I never took this piece to a piano lesson, but I remember playing this thing from start to finish, and today I find that the stuff still sits pretty well in my hands. I do not like to listen to this piece but it is seductive to play. The writing for the instrument is so masterful.
 
Look at me, I even made a correction! The left hand half of this chromatic flourish was tagged as having 37 notes, but careful counting found only 36, thus eliminating the 37-against-36 polyrhythm. Phew!
 
don-juan_003.jpg

Welcome

With no particular plan or fanfare on this nearly-spring night I shall commence this new web site, the second section of Scriabin.com, in which I think about classical piano music, pianists, composers, and general musicology.
 
Reading through my mountains of old Etude Magazines I had intended for years to scan and convert to text the more interesting stories from those pages, adding commentary if I happened to have any.
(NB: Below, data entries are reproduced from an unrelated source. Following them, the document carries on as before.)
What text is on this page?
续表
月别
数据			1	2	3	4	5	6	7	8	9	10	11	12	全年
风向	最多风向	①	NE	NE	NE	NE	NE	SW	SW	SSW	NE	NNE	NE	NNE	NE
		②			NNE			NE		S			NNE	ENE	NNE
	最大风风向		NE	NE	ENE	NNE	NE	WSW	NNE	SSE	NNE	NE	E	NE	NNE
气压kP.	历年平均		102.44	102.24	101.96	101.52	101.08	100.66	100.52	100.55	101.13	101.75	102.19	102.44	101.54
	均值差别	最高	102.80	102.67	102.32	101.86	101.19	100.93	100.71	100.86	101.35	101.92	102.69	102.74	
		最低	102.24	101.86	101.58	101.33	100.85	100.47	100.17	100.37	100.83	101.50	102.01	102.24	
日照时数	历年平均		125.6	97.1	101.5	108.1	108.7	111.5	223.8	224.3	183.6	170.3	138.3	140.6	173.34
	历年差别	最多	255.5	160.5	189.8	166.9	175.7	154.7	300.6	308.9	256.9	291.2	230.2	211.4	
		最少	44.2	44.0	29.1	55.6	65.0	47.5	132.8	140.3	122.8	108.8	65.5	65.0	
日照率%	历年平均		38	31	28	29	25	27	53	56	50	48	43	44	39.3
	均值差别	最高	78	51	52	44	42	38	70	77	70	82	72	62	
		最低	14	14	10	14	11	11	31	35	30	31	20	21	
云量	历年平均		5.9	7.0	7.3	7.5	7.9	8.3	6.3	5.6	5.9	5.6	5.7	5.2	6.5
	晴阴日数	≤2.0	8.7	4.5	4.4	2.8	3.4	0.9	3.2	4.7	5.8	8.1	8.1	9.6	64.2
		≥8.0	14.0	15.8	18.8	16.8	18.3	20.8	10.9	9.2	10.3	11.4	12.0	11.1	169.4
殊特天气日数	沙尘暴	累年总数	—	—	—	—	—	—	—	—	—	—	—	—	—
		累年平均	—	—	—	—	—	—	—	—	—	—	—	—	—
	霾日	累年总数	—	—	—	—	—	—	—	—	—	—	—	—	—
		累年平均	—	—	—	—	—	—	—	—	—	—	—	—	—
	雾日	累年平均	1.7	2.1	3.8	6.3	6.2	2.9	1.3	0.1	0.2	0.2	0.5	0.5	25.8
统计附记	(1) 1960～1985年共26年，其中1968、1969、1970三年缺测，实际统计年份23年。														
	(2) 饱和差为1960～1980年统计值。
That project is at last under way, though not without its speedbumps. Nothing is ever simple when trying to make technology do what you want of it, and for this project I've decided to keep my hands off of tinkering too much with things, and instead just using these publishing tools as they are. The Etude project has some specific challenges and issues with converting images to text and moving them to a web page. Some words get mangled into humorous or bizarre things, while the conga line of software applications needed to get text from image to code often play poorly together.
 
But who cares of talking shop. Not I. I have intended for many years to write about classical piano music. I never go to concerts any more, and it rarely occurs to me that I would. I went to concerts pretty regularly for many years, and contributed my little drops into the bucket of piano recitals and programs around town. It has been some time since I took leave of the classical music world, finding as I did that the machinations of being a performing pianist never suited my nervous temperament or my personality. I am a creative person, not re-creative, and to me the endeavor of re-creating the music of other composers seemed contrary to my character. I decided to direct my musical energies toward composing, and in that moment I felt an abrupt shift in my relationship with music and, specifically,  composers. I approach music now as if engaging it, its composers, and its historical context in a dialogue. This approach was new for me but it had the effect of lifting the notes from the page and into a living space. Somehow, as a performer engaged in re-creating the music of others, this revelation never seems to have arrived. The moments of clarity I recall most involved the physical relationship between myself and the instrument, those moments of feeling at one with the monstrously complex contraption known as the piano. Ease is what we are after in piano playing -- an ease of craft -- and I have transmuted that simple lesson to apply to other contexts, rejecting complexities and stubbornness or at least making an effort to understand the differences among people and the conflicts within myself.
 
And, of course, I play piano. To wax philosophical about the extended lessons derived from a lifetime of piano study is not to imply that I left it behind. My relationship with the piano is less public than it used to be, but so confident am I in my relationship with it that I rarely even mention it to new people I meet. I dated a woman for 6 months and she, at the end of the affair, revealed that she had no idea I even played a musical instrument. How could this be? Something so central to my days for so many years, a pursuit that in some ways could define my time on earth, and yet I never even mentioned it to someone with whom I was romantically involved for 6 months?